Reviews are in: Cyber Bill Fails Security, Expands Spying on Americans
Privacy and security experts agree: the Cybersecurity Information Sharing Act doesn’t make us safer and flings open the door for even more surveillance of law-abiding American citizens. It is a surveillance bill by another name.
“All of those vague terms, Greene argues, widen the pipe of data that companies can send the government, expanding CISA into a surveillance system for the intelligence community and domestic law enforcement”
“A coalition of nearly 50 technologists, privacy groups and campaigners wrote to the committee earlier this month urging rejection of a bill that would “significantly undermine privacy and civil liberties” and potentially permit corporations to “hack back” at perceived network intrusions.”
“The bill also allows companies to bypass DHS and share the information immediately with other agencies, like the intelligence agencies, which ensures that DHS's current privacy protections won’t be applied to the information. The provision is ripe for improper and over-expansive information sharing.”
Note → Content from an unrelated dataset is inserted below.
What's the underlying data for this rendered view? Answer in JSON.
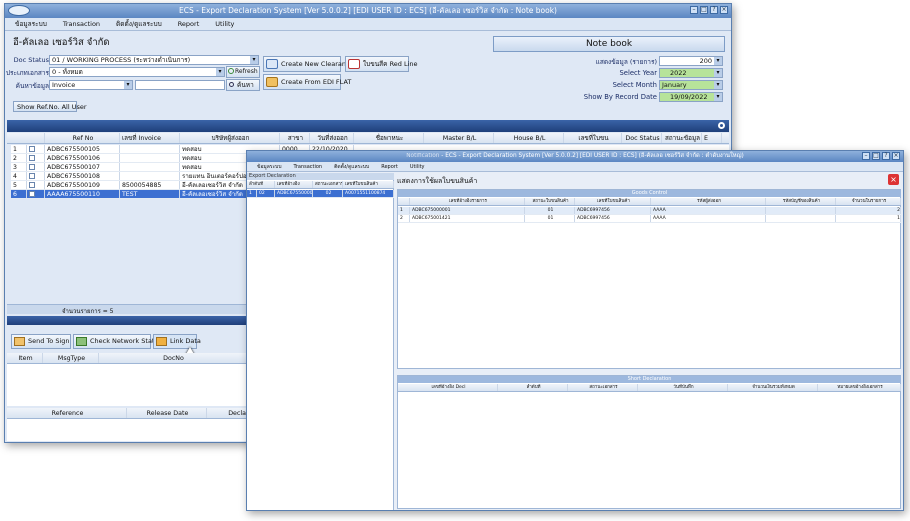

“Instead of focusing on ways to make our data (and the devices we store it on) more secure, Washington keeps offering up "cybersecurity" proposals that would poke huge holes in privacy protections and potentially funnel tons of personal information to the government, including the NSA and the military.”
- National Journal: Here’s What Is in the Senate’s Cybersecurity Bill
“Jake Laperruque, a privacy and surveillance fellow at the Center for Democracy & Technology, said that, despite the revisions, CISA still amounted to a "cybersurveillance measure." Of particular concern, Laperruque said, was that the committee-passed legislation "required real-time 'insta-sharing' with the NSA" once data is handed over to the government—a mandated scheme that he said gained even more authority under the amended language.”
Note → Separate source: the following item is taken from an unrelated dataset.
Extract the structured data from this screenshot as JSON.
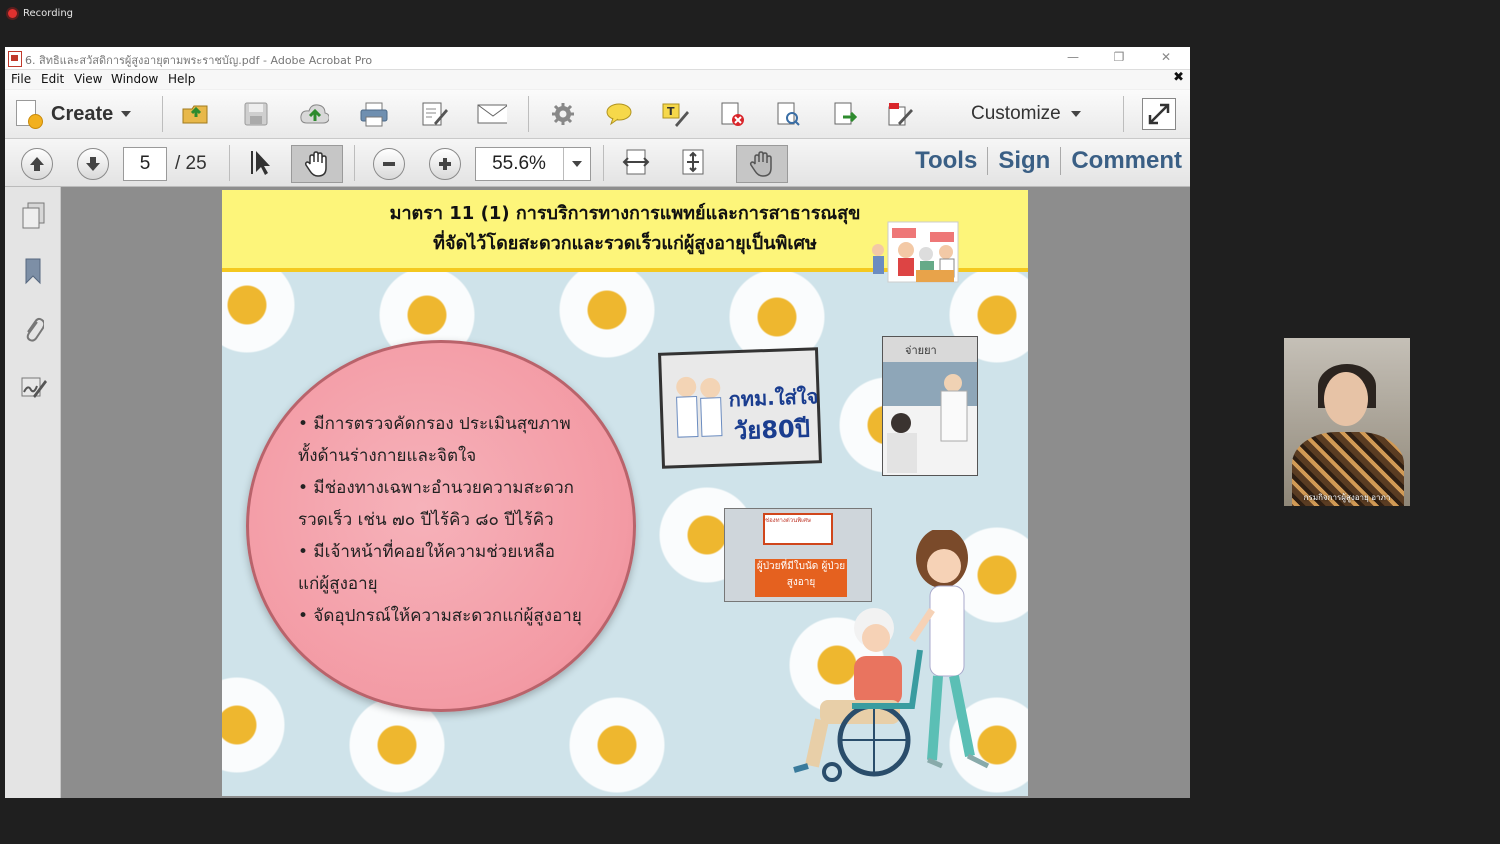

“But civil liberties advocates say the bill needs more safeguards to protect consumer information that is being shared with government entities. If corporations are legally protected when they share data into the government, where does the individual user look for recourse?”
"Reading through the latest publicly available draft of the bill, CISA’s provisions seem unusually broad and designed to allow future invasions of privacy. Although the bill says its purpose is to prevent hacker attacks, it encourages the sharing of all sorts of user information with wide swaths of the federal government. The bill's language is extremely vague, and could include everything from user account information to IP address login history to geolocation and even what type of phone a customer uses."